Mevcut siyasal iktidar sahip olduğu sınırsız devlet gücüyle konsolide ettiği toplumsal sosyoloji ve tabakanın desteğiyle gücünü pekiştirdikçe endişe duyduğu tüm muhalif toplumsal kesimlere yönelik baskı dozunu her geçen gün artırarak genel toplumsal özgürlük alanını sınırlayarak yer yer ortadan kaldırarak demokratik meşruiyetten uzaklaşmaktan da beis görmemektedir. Zaten iktidar için demokrasi kavramı hiçbir zaman amaç olmamış hep araç olmuştu. Dolayısıyla her geçen gün amaca yaklaşıldıkça demokrasi aracının da pek te bir anlamı kalmayacağı gayet aşikâr bir durumdur.
Zayıflayan demokrasi hak ve özgürlükler karşısında güçlenen iktidar ciddi yozlaşma evresine girerek iktidarını kötüye kullanma riskini de artırmaktadır. Hukuk alanında yaşanan garabet katlanma, tahammül edilme sınırlarının çok ötesine geçmeye başlamıştır. Artık hiç kimsenin yargıya ve adalete güveni kalmamıştır. Son anayasa değişikliğiyle ortadan kaldırılan kuvvetler ayrılığı prensibi güncelleştirildikçe içinde keyfi, otokritik yönetim anlayışından başka hiçbir şeyin olmadığı her geçen gün çok daha net görülecektir.

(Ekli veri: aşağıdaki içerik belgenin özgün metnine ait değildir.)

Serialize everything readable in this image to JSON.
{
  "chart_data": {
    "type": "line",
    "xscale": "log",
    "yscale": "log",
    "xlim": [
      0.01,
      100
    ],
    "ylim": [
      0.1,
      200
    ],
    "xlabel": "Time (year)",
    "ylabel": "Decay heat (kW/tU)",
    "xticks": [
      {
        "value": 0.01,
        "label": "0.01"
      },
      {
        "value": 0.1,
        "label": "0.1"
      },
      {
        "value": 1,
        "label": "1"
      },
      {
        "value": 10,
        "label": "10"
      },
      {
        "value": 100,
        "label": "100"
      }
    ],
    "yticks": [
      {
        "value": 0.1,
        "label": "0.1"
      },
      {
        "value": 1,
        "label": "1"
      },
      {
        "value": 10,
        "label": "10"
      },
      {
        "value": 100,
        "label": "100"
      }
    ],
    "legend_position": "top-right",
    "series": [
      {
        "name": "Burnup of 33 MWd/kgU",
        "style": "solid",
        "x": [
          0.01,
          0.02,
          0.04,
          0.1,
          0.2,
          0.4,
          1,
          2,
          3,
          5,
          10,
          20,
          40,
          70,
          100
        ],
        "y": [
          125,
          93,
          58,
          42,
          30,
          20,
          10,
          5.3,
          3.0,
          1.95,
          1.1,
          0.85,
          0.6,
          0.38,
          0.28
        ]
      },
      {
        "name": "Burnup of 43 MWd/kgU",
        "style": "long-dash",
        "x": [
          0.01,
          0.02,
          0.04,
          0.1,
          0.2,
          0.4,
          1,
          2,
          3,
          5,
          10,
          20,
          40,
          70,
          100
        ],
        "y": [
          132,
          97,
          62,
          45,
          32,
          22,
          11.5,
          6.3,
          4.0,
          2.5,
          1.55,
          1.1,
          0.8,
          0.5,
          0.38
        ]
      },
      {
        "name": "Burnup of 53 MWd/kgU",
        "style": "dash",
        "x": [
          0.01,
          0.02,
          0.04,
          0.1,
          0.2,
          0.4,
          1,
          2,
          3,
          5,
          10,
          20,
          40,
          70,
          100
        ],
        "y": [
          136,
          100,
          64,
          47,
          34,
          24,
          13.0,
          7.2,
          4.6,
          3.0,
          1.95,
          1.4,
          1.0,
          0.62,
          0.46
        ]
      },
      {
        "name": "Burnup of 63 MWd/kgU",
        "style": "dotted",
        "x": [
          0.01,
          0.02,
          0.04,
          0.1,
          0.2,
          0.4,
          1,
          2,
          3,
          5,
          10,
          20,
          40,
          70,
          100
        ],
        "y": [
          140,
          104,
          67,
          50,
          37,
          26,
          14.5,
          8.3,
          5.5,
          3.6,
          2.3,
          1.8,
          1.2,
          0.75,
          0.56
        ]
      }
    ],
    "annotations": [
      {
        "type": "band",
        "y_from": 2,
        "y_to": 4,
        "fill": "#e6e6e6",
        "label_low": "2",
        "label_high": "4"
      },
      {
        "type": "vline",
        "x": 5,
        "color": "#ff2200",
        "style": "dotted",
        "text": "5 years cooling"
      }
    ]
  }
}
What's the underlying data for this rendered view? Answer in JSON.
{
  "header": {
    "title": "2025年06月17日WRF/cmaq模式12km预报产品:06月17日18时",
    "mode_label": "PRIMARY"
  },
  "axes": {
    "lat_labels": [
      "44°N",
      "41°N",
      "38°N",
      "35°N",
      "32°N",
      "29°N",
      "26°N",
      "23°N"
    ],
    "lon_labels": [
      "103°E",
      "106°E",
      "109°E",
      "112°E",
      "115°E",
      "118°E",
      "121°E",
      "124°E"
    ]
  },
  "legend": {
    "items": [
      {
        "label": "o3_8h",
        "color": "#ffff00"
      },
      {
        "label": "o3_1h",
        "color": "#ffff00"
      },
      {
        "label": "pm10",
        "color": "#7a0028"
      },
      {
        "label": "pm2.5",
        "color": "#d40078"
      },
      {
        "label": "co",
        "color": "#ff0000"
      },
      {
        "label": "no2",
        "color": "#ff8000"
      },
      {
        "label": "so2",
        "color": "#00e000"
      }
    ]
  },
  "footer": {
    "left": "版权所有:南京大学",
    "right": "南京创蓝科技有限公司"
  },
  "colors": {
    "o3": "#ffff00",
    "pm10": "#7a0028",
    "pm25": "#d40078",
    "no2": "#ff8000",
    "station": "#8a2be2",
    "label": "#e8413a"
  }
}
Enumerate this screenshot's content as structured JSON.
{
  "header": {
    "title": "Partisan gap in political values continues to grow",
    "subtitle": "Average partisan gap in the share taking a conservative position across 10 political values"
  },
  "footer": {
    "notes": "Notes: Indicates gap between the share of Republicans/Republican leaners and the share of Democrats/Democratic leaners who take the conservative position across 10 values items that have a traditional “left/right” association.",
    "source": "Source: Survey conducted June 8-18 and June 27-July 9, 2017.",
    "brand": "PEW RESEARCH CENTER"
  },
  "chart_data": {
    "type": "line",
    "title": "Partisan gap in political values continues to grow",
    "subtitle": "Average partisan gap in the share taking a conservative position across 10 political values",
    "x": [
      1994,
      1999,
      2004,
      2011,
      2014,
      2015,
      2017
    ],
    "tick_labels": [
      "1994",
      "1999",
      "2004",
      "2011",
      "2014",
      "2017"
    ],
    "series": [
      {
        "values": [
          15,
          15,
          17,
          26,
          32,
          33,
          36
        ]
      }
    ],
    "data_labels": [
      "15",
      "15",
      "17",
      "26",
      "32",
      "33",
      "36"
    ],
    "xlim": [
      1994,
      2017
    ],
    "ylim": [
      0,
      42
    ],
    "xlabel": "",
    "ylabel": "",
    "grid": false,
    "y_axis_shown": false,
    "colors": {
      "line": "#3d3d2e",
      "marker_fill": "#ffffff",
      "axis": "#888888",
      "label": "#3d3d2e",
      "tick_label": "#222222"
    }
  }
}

Yaşanan bu durum karşısında gerek küresel neo liberal akımlar gerekse içeride demokrasi ve hukuk sistemini vaz geçilmez gören toplumsal kesimler siyasal iktidara karşı daha şüpheci bir yaklaşım içerisine gireceklerdir. Dolayısıyla iktidar ya merkeziyetçi ve güçlü yapısını yeniden bir dönüşüm sürecine sokarak, mevcut pozisyonun sürdürebilir olmadığını görerek kendi iktidar alanını daraltarak demokrasiye nefes aldıracak ya da bildiğini okumaya devam ederek murat ettiği hedefe doğru şiddet ve acı dolu bir geleceğe doğru yol alacaktır. Ben şahsen iktidarın içinde olduğu alışkanlık ve sahip olduğu bagajdan dolayı çok umutlu değilim.